Even though Norway is considered one of the richest countries in the world, every single visitor or citizen has a right to enjoy and explore the great outdoors. TripAdvisor.com states,  “…everyone has right of access to wilderness (including beaches) even if privately owned.”

The best advice is to take advantage of the great appreciation for nature in Norway. People in Norway may have more money and spend more on personal expenses, but the less than 5 million citizens that live there enjoy their land and want visitors to enjoy it too.

#4: Restaurants are expensive, so get creative.
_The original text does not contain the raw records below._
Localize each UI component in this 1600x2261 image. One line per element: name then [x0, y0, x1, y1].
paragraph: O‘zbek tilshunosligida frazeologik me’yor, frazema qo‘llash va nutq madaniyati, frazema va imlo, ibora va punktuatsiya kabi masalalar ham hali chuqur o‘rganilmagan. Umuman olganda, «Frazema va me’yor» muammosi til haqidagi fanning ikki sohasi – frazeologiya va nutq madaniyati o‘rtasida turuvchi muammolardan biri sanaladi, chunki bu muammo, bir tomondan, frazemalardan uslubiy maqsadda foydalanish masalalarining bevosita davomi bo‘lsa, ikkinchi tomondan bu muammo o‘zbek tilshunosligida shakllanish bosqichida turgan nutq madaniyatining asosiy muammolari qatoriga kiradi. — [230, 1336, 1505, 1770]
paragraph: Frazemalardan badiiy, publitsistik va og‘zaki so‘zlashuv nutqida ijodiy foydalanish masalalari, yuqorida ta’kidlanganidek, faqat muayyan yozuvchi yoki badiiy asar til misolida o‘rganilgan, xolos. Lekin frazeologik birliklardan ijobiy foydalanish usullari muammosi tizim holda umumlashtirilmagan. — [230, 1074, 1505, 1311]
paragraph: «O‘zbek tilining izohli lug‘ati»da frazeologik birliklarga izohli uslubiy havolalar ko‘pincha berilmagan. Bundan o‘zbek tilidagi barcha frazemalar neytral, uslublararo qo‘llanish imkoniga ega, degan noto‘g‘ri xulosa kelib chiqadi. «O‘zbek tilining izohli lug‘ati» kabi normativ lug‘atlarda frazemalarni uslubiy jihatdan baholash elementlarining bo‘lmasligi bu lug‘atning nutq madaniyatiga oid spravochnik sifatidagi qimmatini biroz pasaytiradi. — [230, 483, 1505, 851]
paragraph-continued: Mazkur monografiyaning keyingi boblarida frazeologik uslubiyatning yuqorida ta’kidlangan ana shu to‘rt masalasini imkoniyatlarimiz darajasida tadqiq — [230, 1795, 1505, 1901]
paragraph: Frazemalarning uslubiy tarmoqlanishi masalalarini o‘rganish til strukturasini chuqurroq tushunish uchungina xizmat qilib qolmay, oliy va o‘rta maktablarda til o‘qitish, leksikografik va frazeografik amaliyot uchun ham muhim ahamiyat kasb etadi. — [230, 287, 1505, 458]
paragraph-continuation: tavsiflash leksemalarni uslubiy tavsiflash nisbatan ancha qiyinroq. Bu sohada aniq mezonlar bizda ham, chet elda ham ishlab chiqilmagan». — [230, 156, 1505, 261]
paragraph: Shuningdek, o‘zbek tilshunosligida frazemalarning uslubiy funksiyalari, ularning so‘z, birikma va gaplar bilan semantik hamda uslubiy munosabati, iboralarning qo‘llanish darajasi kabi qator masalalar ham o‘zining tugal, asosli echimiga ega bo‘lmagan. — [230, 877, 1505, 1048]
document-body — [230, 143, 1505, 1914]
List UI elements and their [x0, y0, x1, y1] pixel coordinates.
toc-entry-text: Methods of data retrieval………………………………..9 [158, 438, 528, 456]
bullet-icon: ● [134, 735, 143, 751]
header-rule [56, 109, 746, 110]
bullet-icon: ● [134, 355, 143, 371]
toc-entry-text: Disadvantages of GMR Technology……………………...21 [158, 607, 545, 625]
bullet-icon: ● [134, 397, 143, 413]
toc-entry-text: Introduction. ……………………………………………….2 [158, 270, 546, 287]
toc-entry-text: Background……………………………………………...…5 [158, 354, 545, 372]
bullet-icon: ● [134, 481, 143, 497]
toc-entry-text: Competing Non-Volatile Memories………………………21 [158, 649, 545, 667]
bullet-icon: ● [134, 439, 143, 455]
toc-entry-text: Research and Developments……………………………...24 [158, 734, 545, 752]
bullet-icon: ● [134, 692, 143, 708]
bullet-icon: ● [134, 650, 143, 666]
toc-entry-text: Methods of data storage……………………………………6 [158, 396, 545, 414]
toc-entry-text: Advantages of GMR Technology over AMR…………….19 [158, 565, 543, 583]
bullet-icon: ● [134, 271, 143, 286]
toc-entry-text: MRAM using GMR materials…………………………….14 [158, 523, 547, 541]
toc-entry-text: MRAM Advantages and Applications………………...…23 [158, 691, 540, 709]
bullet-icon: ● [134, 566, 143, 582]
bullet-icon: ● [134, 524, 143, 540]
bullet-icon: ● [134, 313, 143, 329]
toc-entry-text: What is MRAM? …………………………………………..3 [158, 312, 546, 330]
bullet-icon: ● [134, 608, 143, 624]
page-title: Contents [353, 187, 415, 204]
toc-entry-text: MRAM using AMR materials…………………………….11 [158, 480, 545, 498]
Sadly, taxes and tips are included on the checks at seemingly every restaurant you might want to go to, so visiting the local supermarkets and bakeries are your best bet for saving on food costs.

If you have a sudden craving for something quick and easy, there are plenty of pizzerias for locals and visitors to delight in.

#5: Norway is the happiest country in the world.

According to a recent study done annually by the United Nation, CBS.com reports that Norway has topped the list. Even with Norway given the top honors in the latest report, its Nordic counterparts round out the top of the list as well.

So, in theory, no matter where you go or what you do, you’re going to be really, super happy you did.

As with anything in life, it’s best to do your research before you pack up and head out. With Norway as your next travel destination, you’re in for something quite unique, with diverse experiences. Take your camera, but remember to soak it all in at the same time. There’s no place quite like it.